Paula Deen admitted using the "N-word" and apologized, but it wasn't enough. She has been fired from the Food Network and has lost her sponsorship deal with Smithfield Foods, the largest pork producer.
Deen's language became public from her deposition in a lawsuit by Lisa T. Jackson, who worked closely with Deen in one of her restaurants in Savannah, GA. Part of the suit accused Deen of talking about her dream "Southern plantation wedding," using racial slurs and fantasizing about having black waiters to "tap dance around" as in the "Shirley Temple days." During the deposition, Deen admitted using racial slurs at times and said, according to The New York Times, "'most jokes' are about Jews, gay people, black people and 'rednecks.'" She also said, "I can't, myself, determine what offends another person."
Since then, Deen has been tripping over herself in apology videos-three, so far.
Her first apology video didn't go too well.
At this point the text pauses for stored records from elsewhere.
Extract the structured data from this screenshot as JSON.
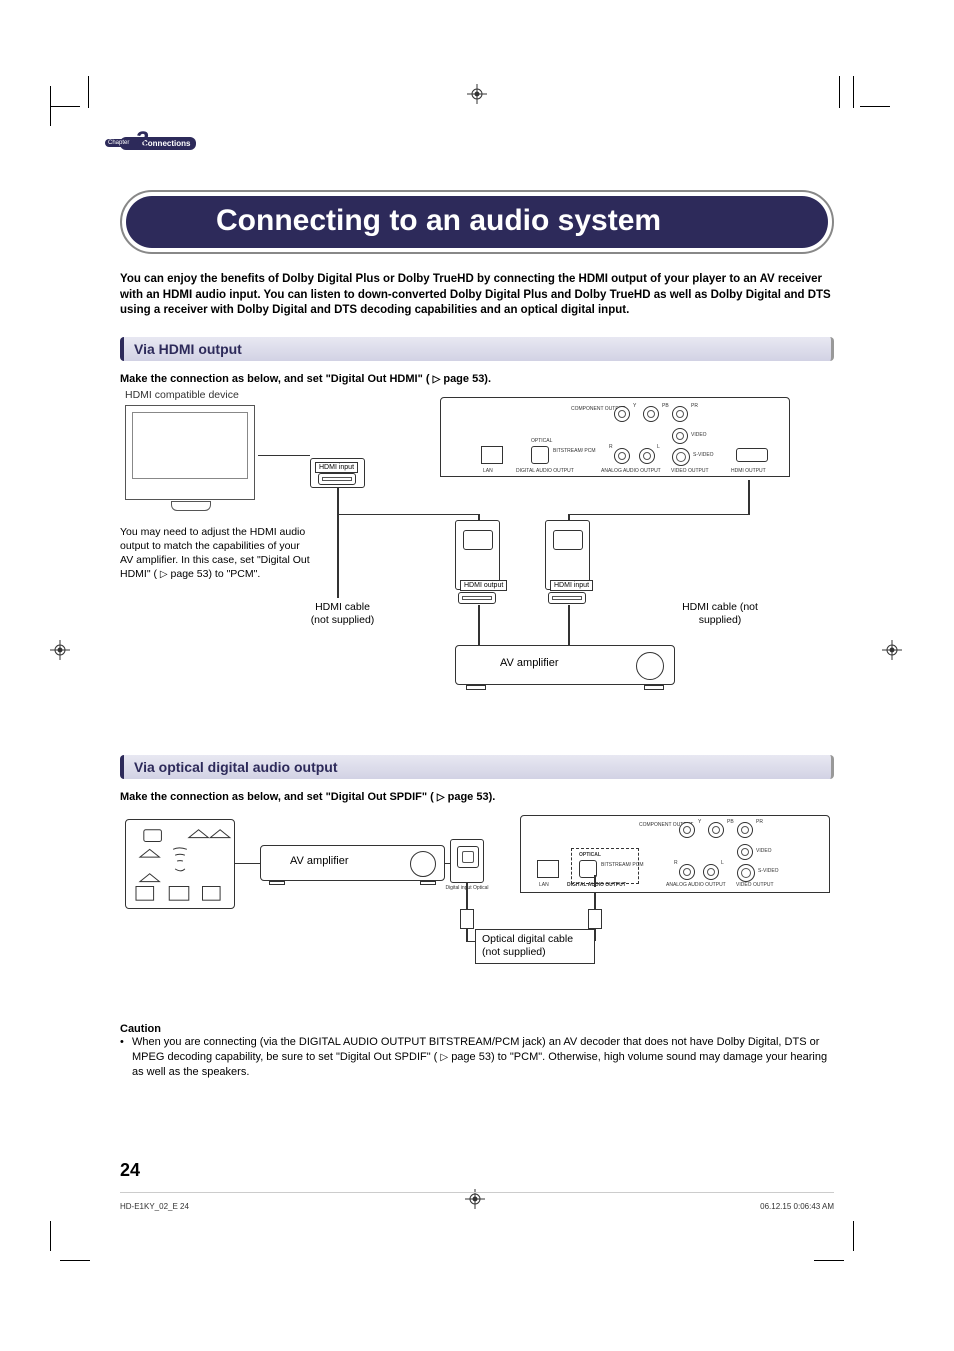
{
  "chapter": {
    "label": "Chapter",
    "number": "2",
    "title": "Connections"
  },
  "title": "Connecting to an audio system",
  "intro": "You can enjoy the benefits of Dolby Digital Plus or Dolby TrueHD by connecting the HDMI output of your player to an AV receiver with an HDMI audio input. You can listen to down-converted Dolby Digital Plus and Dolby TrueHD as well as Dolby Digital and DTS using a receiver with Dolby Digital and DTS decoding capabilities and an optical digital input.",
  "section1": {
    "heading": "Via HDMI output",
    "step_prefix": "Make the connection as below, and set \"Digital Out HDMI\" (",
    "step_suffix": " page 53).",
    "tv_label": "HDMI compatible device",
    "note": "You may need to adjust the HDMI audio output to match the capabilities of your AV amplifier. In this case, set \"Digital Out HDMI\" (",
    "note_suffix": " page 53) to \"PCM\".",
    "hdmi_input": "HDMI input",
    "hdmi_output": "HDMI output",
    "hdmi_cable_a": "HDMI cable\n(not supplied)",
    "hdmi_cable_b": "HDMI cable\n(not supplied)",
    "av_amp": "AV amplifier",
    "back_labels": {
      "component": "COMPONENT\nOUTPUT",
      "y": "Y",
      "pb": "PB",
      "pr": "PR",
      "video": "VIDEO",
      "svideo": "S-VIDEO",
      "r": "R",
      "l": "L",
      "optical": "OPTICAL",
      "bitstream": "BITSTREAM/\nPCM",
      "lan": "LAN",
      "digital_audio": "DIGITAL AUDIO OUTPUT",
      "analog_audio": "ANALOG AUDIO OUTPUT",
      "video_output": "VIDEO OUTPUT",
      "hdmi_output_label": "HDMI OUTPUT"
    }
  },
  "section2": {
    "heading": "Via optical digital audio output",
    "step_prefix": "Make the connection as below, and set \"Digital Out SPDIF\" (",
    "step_suffix": " page 53).",
    "av_amp": "AV amplifier",
    "digital_input": "Digital input\nOptical",
    "optical_cable": "Optical digital cable\n(not supplied)"
  },
  "caution": {
    "head": "Caution",
    "body": "When you are connecting (via the DIGITAL AUDIO OUTPUT BITSTREAM/PCM jack) an AV decoder that does not have Dolby Digital, DTS or MPEG decoding capability, be sure to set \"Digital Out SPDIF\" (",
    "body_suffix": " page 53) to \"PCM\". Otherwise, high volume sound may damage your hearing as well as the speakers."
  },
  "page_number": "24",
  "footer_left": "HD-E1KY_02_E   24",
  "footer_right": "06.12.15   0:06:43 AM"
}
She seemed to focus more on asking for forgiveness than showing remorse and has several curious cuts (apparently in the original as well). What could have to be cut in a 46-second video? Also, words like "beg" aren't the best choice for an apology.
Although Deen's second apology video garnered 3.7 million views within three days, it has about the same number of likes as dislikes.
Dean also posted this note to describe her video:
"After spending all day soul searching and trying to figure out how to deal with what I did, I recorded a video trying to do the right thing. In the end, I felt that I needed to just be myself, say I am sorry and beg for forgiveness.
"What I said was wrong and hurtful. I know that and will do everything that I can do make it right. I am not about hate, and I will devote myself to showing my family, friends and fans how to live a life helping others, lifting us all up, and spreading love."
In yet a third video (similar to the second), Deen apologizes directly to Matt Lauer for failing to appear for a scheduled interview on The Today Show.
But all of her efforts don't seem to be saving Deen's reputation. The Food Network dropped her two shows and issued only this statement, with no further comment: "Food Network will not renew Paula Deen's contract when it expires at the end of this month."
Smithfield Foods issued this statement about terminating Deen's contract:
"Smithfield condemns the use of offensive and discriminatory language and behavior of any kind. Smithfield is determined to be an ethical food industry leader and it is important that our values and those of our spokespeople are properly aligned."
- What, if anything, could Paul Deen have done to salvage her image and employment contracts?
- What works well about her second apology video, and what could be improved?
- Should the Food Network have said more about the situation? What is its strategy in issuing only a short statement and offering no further comment?